Image: Inukshuk on the Aklavik Ice Road
I can’t help but have some sympathy for the Pharisees, the Saducees, the priests and others in authority who struggled with, “What to do?” with the rising tide of the early charismatic Christian community. Peter and the apostles were preaching without sanction and they were drawing crowds of enthusiastic listeners. In many ways they were actively disturbing the peace.
As the pastor of a parish in Saskatoon’s inner city, whose church doors were wide open on sunny Sunday summer mornings, I was never certain of what surprise visitors were going to make an appearance during the Mass. On more than one occasion I was interrupted in the middle of a homily by a passer-by who heard us praying and were certain that God had sent them to share a personal message and could they have the microphone please.

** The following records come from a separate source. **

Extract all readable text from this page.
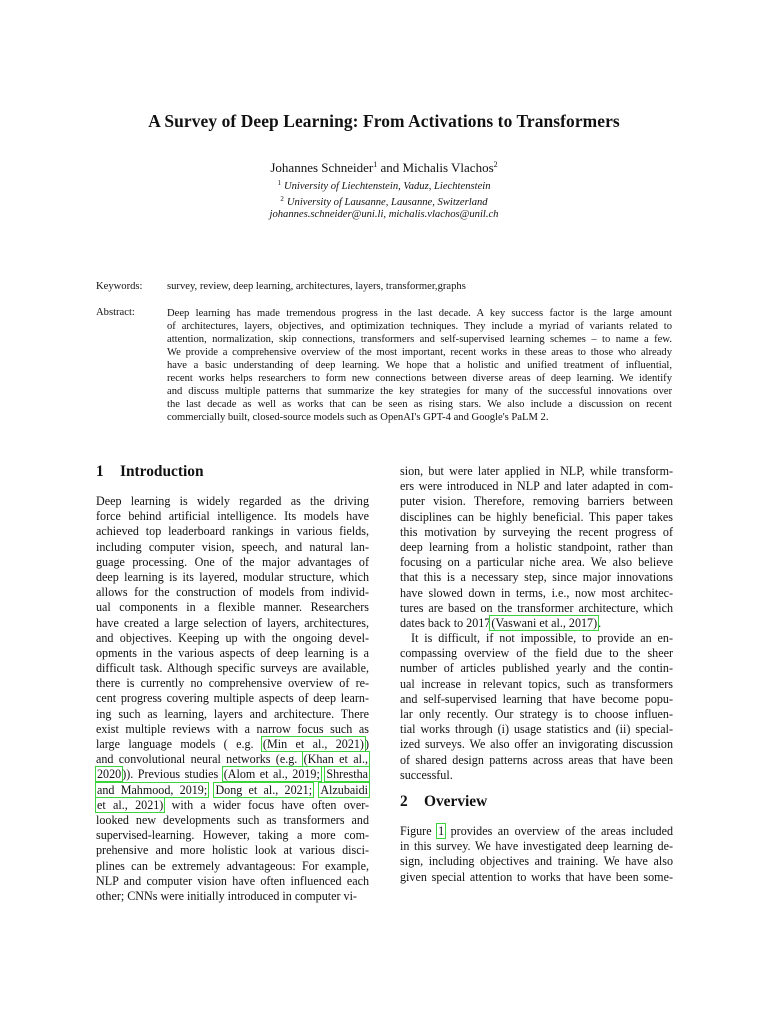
A Survey of Deep Learning: From Activations to Transformers
Johannes Schneider$^1$ and Michalis Vlachos$^2$
$^1$ University of Liechtenstein, Vaduz, Liechtenstein
$^2$ University of Lausanne, Lausanne, Switzerland
johannes.schneider@uni.li, michalis.vlachos@unil.ch
Keywords: survey, review, deep learning, architectures, layers, transformer,graphs
Abstract:	Deep learning has made tremendous progress in the last decade. A key success factor is the large amount
of architectures, layers, objectives, and optimization techniques. They include a myriad of variants related to
attention, normalization, skip connections, transformers and self-supervised learning schemes – to name a few.
We provide a comprehensive overview of the most important, recent works in these areas to those who already
have a basic understanding of deep learning. We hope that a holistic and unified treatment of influential,
recent works helps researchers to form new connections between diverse areas of deep learning. We identify
and discuss multiple patterns that summarize the key strategies for many of the successful innovations over
the last decade as well as works that can be seen as rising stars. We also include a discussion on recent
commercially built, closed-source models such as OpenAI's GPT-4 and Google's PaLM 2.
1 Introduction
Deep learning is widely regarded as the driving
force behind artificial intelligence. Its models have
achieved top leaderboard rankings in various fields,
including computer vision, speech, and natural lan-
guage processing. One of the major advantages of
deep learning is its layered, modular structure, which
allows for the construction of models from individ-
ual components in a flexible manner. Researchers
have created a large selection of layers, architectures,
and objectives. Keeping up with the ongoing devel-
opments in the various aspects of deep learning is a
difficult task. Although specific surveys are available,
there is currently no comprehensive overview of re-
cent progress covering multiple aspects of deep learn-
ing such as learning, layers and architecture. There
exist multiple reviews with a narrow focus such as
large language models ( e.g. (Min et al., 2021))
and convolutional neural networks (e.g. (Khan et al.,
2020)). Previous studies (Alom et al., 2019; Shrestha
and Mahmood, 2019; Dong et al., 2021; Alzubaidi
et al., 2021) with a wider focus have often over-
looked new developments such as transformers and
supervised-learning. However, taking a more com-
prehensive and more holistic look at various disci-
plines can be extremely advantageous: For example,
NLP and computer vision have often influenced each
other; CNNs were initially introduced in computer vi-
sion, but were later applied in NLP, while transform-
ers were introduced in NLP and later adapted in com-
puter vision. Therefore, removing barriers between
disciplines can be highly beneficial. This paper takes
this motivation by surveying the recent progress of
deep learning from a holistic standpoint, rather than
focusing on a particular niche area. We also believe
that this is a necessary step, since major innovations
have slowed down in terms, i.e., now most architec-
tures are based on the transformer architecture, which
dates back to 2017(Vaswani et al., 2017).
It is difficult, if not impossible, to provide an en-
compassing overview of the field due to the sheer
number of articles published yearly and the contin-
ual increase in relevant topics, such as transformers
and self-supervised learning that have become popu-
lar only recently. Our strategy is to choose influen-
tial works through (i) usage statistics and (ii) special-
ized surveys. We also offer an invigorating discussion
of shared design patterns across areas that have been
successful.
2 Overview
Figure 1 provides an overview of the areas included
in this survey. We have investigated deep learning de-
sign, including objectives and training. We have also
given special attention to works that have been some-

By nature I feel inclined to listen when another person announces that they have something important to say while, as a pastor, I can get defensive around the pulpit and am not likely to be comfortable relinquishing my authority to a stranger that I have never met. I can imagine that the the authorities who were oppressing the early Christian apostles felt stuck in the same dilemma.
In our society there is always going to be a struggle over the dominant message or prevailing narrative. It is even more the case as our country has grown to include so many cultures, free speech has become a protected right and social media has leveled the halls of power by giving a voice to all.
So where does the Christian voice belong in all of this?
Unlike the voice of the early Church, ours is generally not the minority although we are finding ourselves more and more in a pluralistic society. However, the unspoken rule has become, believe what you want as long as you keep it to yourself and so, disturbing the peace by sharing one’s faith has, once again, become taboo as it was for Peter and the apostles .
This goes against the grain of what the Word of God is all about, it is meant to be shared, it needs to be shared if it is going to remain alive. In John’s Gospel today we read,
‘He who comes from Heaven bears witness to the things he has seen and heard, even if his testimony is not accepted.”
Not only does the Word need to be shared but as Christians it is our belief that the world needs to hear it even if there are those in the world who would rather not.
I do have sympathy for the authorities who must deal with the apostles, their’s is not an easy job. But I am more inspired by the courage of Peter and those who spoke about their experience of knowing Jesus and who would not let the authorities silence them.
There is an old saying that a good preacher comforts the afflicted and afflicts the comfortable. In many ways it is our role as Christians in society to disturb the peace in order to afflict those who are comfortable at the expense of others.